In the U.S., and many other countries including Canada, Australia, and most of Europe, newborns are tested before leaving the hospital for a range of health conditions, including CF. Detecting CF very early may enable treatment to be started before symptoms arise. Improved nutritional outcomes and better lung function are some of the benefits associated with implementing newborn screening programs in the U.S.

A total of 1,596 parents finished the survey, which had a completion rate of 93.7%. Among the participants, 61% were white, 19% Hispanic/Latino/Spanish, 13% Black or African American, and 7% Asian. Among the respondents, 79% had heard of CF, but only 51% said they knew which conditions are included in newborn screening programs. About half the patients (52%) were unaware that CF was screened.

Among the parents who’d heard about CF before the survey, the percentage was higher in white respondents (87%) than in Hispanic/Latino or Spanish (66%), Black or non-Hispanics participants (68%), or Asians (63%). The percentage of parents who knew CF can be detected with newborn screening was around 50% in all the groups.
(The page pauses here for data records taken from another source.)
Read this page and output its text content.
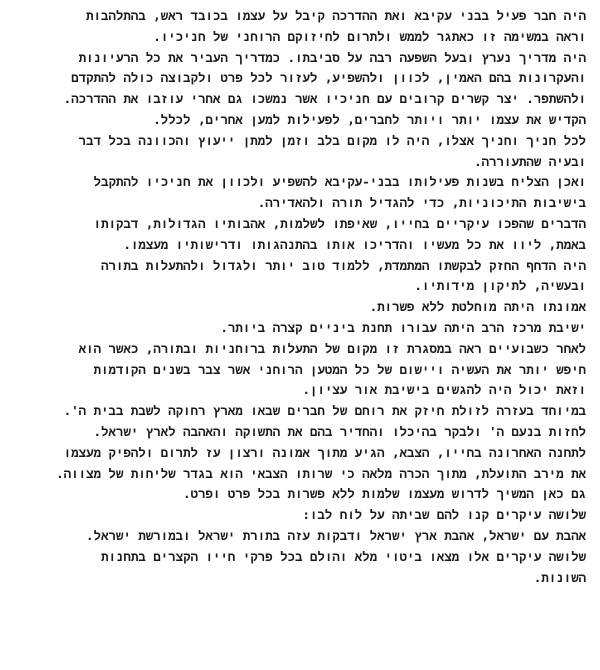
היה חבר פעיל בבני עקיבא ואת ההדרכה קיבל על עצמו בכובד ראש, בהתלהבות
וראה במשימה זו כאתגר לממש ולתרום לחיזוקם הרוחני של חניכיו.
היה מדריך נערץ ובעל השפעה רבה על סביבתו. כמדריך העביר את כל הרעיונות
והעקרונות בהם האמין, לכוון ולהשפיע, לעזור לכל פרט ולקבוצה כולה להתקדם
ולהשתפר. יצר קשרים קרובים עם חניכיו אשר נמשכו גם אחרי עוזבו את ההדרכה.
הקדיש את עצמו יותר ויותר לחברים, לפעילות למען אחרים, לכלל.
לכל חניך וחניך אצלו, היה לו מקום בלב וזמן למתן ייעוץ והכוונה בכל דבר
ובעיה שהתעוררה.
ואכן הצליח בשנות פעילותו בבני-עקיבא להשפיע ולכוון את חניכיו להתקבל
בישיבות התיכוניות, כדי להגדיל תורה ולהאדירה.
הדברים שהפכו עיקריים בחייו, שאיפתו לשלמות, אהבותיו הגדולות, דבקותו
באמת, ליוו את כל מעשיו והדריכו אותו בהתנהגותו ודרישותיו מעצמו.
היה הדחף החזק לבקשתו המתמדת, ללמוד טוב יותר ולגדול ולהתעלות בתורה
ובעשיה, לתיקון מידותיו.
אמונתו היתה מוחלטת ללא פשרות.
ישיבת מרכז הרב היתה עבורו תחנת ביניים קצרה ביותר.
לאחר כשבועיים ראה במסגרת זו מקום של התעלות ברוחניות ובתורה, כאשר הוא
חיפש יותר את העשיה ויישום של כל המטען הרוחני אשר צבר בשנים הקודמות
וזאת יכול היה להגשים בישיבת אור עציון.
במיוחד בעזרה לזולת חיזק את רוחם של חברים שבאו מארץ רחוקה לשבת בבית ה'.
לחזות בנעם ה' ולבקר בהיכלו והחדיר בהם את התשוקה והאהבה לארץ ישראל.
לתחנה האחרונה בחייו, הצבא, הגיע מתוך אמונה ורצון עז לתרום ולהפיק מעצמו
את מירב התועלת, מתוך הכרה מלאה כי שרותו הצבאי הוא בגדר שליחות של מצווה.
גם כאן המשיך לדרוש מעצמו שלמות ללא פשרות בכל פרט ופרט.
שלושה עיקרים קנו להם שביתה על לוח לבו:
אהבת עם ישראל, אהבת ארץ ישראל ודבקות עזה בתורת ישראל ובמורשת ישראל.
שלושה עיקרים אלו מצאו ביטוי מלא והולם בכל פרקי חייו הקצרים בתחנות
השונות.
“Our results also indicate the need for greater public awareness of newborn screening. Specifically, we need more awareness among providers and the public that infants of all racial and ethnic backgrounds can have cystic fibrosis,” said Susanna McColley, MD, senior author on the study and professor at Northwestern University Feinberg School of Medicine.

The risk of false positive results, which indicate the baby has a disease when in fact they don’t, was known by 58% of the parents. And 54% knew that false negatives were possible, which happens when a test has normal results, but the baby has a disease.

“Our main message to parents is to know your baby’s newborn screening results and follow up immediately if the test is abnormal. Not all babies with an abnormal screening test have the disease that is identified, but timely treatment can make a huge difference for the baby’s health, development and survival. This is certainly true if newborn screening identifies cystic fibrosis,” Heffernan said.

Among 447 parents who had a child with a positive test, 75% said they had difficulties understanding the results and 34% reported they didn’t feel supported by their child’s healthcare team.

“To improve outcomes of conditions like cystic fibrosis that are included in newborn screening tests, stronger partnerships are needed between clinicians and new parents,” McColley said.